Wade Russell:
Schools are organdized into independent stand alone districts. The
boundaries of a school district may or may not be the same as that of a city
or county or other political entity. For example, the Minneapolis Special
School District #1 has boundaries almost identical to the City of
Minneapolis. The Robbinsdale school includes the area that makes up the
city of Robbinsdale as well as several other areas (now, don't quote me on
this) including New Hope, Brooklyn Center, parts of Golden Valley and I
don't know what else. School districts have their own taxing authority
and get much of their money from property taxes. The State of Minnesota
also gives school districts money according to some formula. The City of
Minneapolis does not operate schools. The Minneapolis school district
operates schools.
Sincerely,
Dean Zimmermann
Commissioner Mpls Park Board. Dist 3
[EMAIL PROTECTED]
612-722-8768
-----Original Message-----
From: [EMAIL PROTECTED] [mailto:[EMAIL PROTECTED]]On
Behalf Of [EMAIL PROTECTED]
Sent: Thursday, December 21, 2000 9:50 PM
To: Multiple recipients of list
Subject: Re: Mill City
I guess I'm lost. If the city does not fund schools, according to Ms.

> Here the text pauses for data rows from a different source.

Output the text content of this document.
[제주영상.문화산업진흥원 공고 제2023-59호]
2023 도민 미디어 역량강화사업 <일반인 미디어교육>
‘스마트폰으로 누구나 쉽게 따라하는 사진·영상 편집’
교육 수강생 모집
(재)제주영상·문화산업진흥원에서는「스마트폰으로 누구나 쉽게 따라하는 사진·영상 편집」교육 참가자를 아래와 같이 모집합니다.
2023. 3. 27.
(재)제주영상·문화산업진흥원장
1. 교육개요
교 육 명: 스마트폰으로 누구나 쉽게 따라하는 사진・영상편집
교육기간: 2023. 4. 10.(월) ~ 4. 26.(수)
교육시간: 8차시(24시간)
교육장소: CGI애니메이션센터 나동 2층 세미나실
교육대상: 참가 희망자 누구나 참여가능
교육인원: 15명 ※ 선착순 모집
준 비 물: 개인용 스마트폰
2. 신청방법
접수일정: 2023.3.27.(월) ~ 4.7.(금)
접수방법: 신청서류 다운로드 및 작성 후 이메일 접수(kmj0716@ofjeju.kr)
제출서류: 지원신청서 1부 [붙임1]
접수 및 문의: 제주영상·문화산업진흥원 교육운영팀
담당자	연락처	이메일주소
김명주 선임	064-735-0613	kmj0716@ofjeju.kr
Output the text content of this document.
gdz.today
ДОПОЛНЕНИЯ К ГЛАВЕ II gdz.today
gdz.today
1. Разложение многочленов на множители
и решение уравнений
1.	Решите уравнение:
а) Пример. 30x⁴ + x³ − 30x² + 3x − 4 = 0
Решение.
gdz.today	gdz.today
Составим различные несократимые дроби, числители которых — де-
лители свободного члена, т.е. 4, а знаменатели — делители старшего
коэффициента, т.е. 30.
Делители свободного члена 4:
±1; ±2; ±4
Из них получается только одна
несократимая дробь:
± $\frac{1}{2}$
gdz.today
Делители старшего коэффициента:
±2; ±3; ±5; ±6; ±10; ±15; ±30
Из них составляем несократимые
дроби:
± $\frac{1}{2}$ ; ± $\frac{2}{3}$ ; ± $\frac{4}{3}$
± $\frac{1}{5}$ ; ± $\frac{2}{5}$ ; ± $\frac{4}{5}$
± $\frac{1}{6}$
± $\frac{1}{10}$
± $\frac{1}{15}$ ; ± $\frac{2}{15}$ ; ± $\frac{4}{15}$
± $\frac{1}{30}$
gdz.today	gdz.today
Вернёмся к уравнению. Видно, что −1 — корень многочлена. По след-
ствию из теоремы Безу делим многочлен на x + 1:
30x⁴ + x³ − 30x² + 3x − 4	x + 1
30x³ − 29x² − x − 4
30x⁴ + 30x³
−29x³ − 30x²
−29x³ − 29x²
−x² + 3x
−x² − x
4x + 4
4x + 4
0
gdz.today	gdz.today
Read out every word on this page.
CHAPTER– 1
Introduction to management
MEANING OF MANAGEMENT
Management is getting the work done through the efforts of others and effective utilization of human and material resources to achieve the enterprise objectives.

Collier, who does? I seriously want to know how it breaks down. Does the
state or county fund public schools? If so, than why aren't urban schools
as
lavish as the suburban schools.
Oh, and by the way, there is absolutely nothing admirable about a
corporation
that can't draw it's employees by offering a decent living wage, or that
uses
public tax dollars to increase it's profit margin. Especially when that
same
corporation pays its CEO an annual salary of tens of millions of dollars. A
company that knows it has a city's leaders in its pocket to cover building
expenses so it can use the saved dollars for publicity and tax write offs is
anything but admirable. In fact, such a company is despicable.